CRISP’s attack-sensing hardware is positioned on utilities’ exterior boundaries to intercept threat information and send it over secure channels in encrypted form to PNNL and the Argonne lab. Laboratory experts analyze the data and send back alerts and defensive tools to utilities to thwart attacks, while protecting the identities of utilities that supply the data.
Some of the threat data can be shared by all the utilities registered with E-ISAC, including some co-ops and municipal utilities that are not paying E-ISAC members. But these are not full partners, and they face a risk of falling further behind larger utilities as new, automated "machine-to-machine" threat communications programs are developed that process cyber data faster by reducing needs for hands-on operations.
DOE’s Kenchington said, "We’re looking at new technologies to make it [CRISP] more effective. That effort on our side is continuing and ongoing. We are talking with all the utilities and the energy sector on how to improve how we share information, not only the technology but the protocols, and what’s the best way to do these things, because it’s not a trivial matter."
DOE, DHS offer cyber pitches
While DOE and NERC expand their program, the Department of Homeland Security is doing the same, offering a new automated indicator sharing (AIS) program providing threat information such as malicious internet addresses or email addresses that are sending out phishing campaigns to gain access to company email networks.
It remains to be seen whether the DOE and DHS programs will be complementary or competing. They are not closely aligned at this point, some experts say.
Andy Ozment, DHS assistant secretary for cybersecurity and communications, said his department’s push now is to increase the use of AIS in critical infrastructure sectors.
"It’s real. It’s live," Ozment said of the AIS platform. "We need the audience to sign up and start sharing with us today and start receiving all the information we are pumping out every day. It’s there," he added in an interview with EnergyWire.
"If you are a small or medium-sized business and have never dealt with threat indicators before, then this is a great way to start because we’ll give them to you free. It doesn’t make their life impossible," Ozment said of AIS’s impact on potential cyberattackers, "but it certainly makes their job harder."
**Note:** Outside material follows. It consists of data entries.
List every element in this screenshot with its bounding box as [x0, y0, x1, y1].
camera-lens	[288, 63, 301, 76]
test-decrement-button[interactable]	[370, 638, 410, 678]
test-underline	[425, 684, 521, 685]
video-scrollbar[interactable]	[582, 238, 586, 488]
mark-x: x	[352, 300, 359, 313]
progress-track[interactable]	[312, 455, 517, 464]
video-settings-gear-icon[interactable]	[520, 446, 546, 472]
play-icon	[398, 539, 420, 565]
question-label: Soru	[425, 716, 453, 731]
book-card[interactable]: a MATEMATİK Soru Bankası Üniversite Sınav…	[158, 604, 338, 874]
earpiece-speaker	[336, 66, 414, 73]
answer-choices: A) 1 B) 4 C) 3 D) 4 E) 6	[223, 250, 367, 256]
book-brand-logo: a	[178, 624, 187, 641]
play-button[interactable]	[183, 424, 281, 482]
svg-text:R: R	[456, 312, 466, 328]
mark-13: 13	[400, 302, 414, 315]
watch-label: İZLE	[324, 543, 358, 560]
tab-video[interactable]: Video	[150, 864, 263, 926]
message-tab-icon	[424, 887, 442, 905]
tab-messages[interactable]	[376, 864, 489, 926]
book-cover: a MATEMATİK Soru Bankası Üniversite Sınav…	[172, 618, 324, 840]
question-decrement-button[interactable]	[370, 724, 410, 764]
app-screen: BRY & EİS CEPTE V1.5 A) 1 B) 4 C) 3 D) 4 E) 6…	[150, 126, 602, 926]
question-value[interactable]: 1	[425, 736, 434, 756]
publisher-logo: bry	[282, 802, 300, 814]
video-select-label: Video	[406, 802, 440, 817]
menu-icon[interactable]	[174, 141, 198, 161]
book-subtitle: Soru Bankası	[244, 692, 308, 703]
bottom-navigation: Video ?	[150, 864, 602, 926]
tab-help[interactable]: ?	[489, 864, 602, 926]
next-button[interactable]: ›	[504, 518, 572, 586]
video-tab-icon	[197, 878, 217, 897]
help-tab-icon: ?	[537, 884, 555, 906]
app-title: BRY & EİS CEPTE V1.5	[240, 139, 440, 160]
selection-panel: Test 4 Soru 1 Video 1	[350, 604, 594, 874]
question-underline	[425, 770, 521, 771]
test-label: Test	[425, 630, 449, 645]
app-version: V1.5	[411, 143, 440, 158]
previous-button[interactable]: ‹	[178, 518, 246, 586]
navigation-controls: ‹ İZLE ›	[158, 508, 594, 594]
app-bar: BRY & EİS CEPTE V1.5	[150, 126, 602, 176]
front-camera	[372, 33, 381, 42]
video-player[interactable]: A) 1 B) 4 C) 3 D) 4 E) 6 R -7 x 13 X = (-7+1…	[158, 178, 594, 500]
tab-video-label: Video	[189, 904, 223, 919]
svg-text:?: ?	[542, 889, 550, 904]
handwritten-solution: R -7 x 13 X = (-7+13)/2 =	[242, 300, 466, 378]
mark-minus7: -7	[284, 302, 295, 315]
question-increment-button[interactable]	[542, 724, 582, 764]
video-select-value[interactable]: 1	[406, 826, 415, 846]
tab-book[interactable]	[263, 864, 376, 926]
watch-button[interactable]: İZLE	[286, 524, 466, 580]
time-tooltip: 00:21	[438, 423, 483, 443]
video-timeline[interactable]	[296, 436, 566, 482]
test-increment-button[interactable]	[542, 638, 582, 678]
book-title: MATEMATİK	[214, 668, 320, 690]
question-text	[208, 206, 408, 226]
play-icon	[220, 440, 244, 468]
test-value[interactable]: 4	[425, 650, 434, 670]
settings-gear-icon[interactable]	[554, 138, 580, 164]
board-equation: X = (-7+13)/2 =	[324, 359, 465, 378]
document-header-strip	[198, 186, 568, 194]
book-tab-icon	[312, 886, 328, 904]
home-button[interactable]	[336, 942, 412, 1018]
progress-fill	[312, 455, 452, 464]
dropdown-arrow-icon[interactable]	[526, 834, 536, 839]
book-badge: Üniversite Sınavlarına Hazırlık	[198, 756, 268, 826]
Ozment said the AIS program had reached three dozen companies by late spring this year and has been adding a handful a week. "This is not a program where we’re going to go from zero to 100 percent overnight," he said. "I love where we are right now, and I see us steadily increasing."
Another elaboration of the DHS platform is the enhanced cybersecurity sharing (ECS) program that channels classified cyberthreat data to selected information technology firms that process and pass unclassified versions of the data on to companies for a fee. ECS is designed to filter out emails that have specific threat signatures, block access to identified malicious internet sites and perform threat detection (EnergyWire, Oct. 13, 2015).
"A utility can pay one of those managed security service providers essentially to be protected using that classified information. They don’t need the complicated clearances and special facilities. They are paying a service provider who scrubs their traffic and blocks attacks using classified information," Ozment said.
A DHS spokesman declined to discuss the cost of ECS or the number of utilities that participate. An industry official who was not authorized to speak on the record said last fall that the percentage of U.S. energy companies in the program is still in the single digits. The official said that the cost varies with the size of the utility and typically runs around $5,000 a month, not a stumbling block for a billion-dollar-a-year utility but quite possibly outside the budgets of the smallest power companies.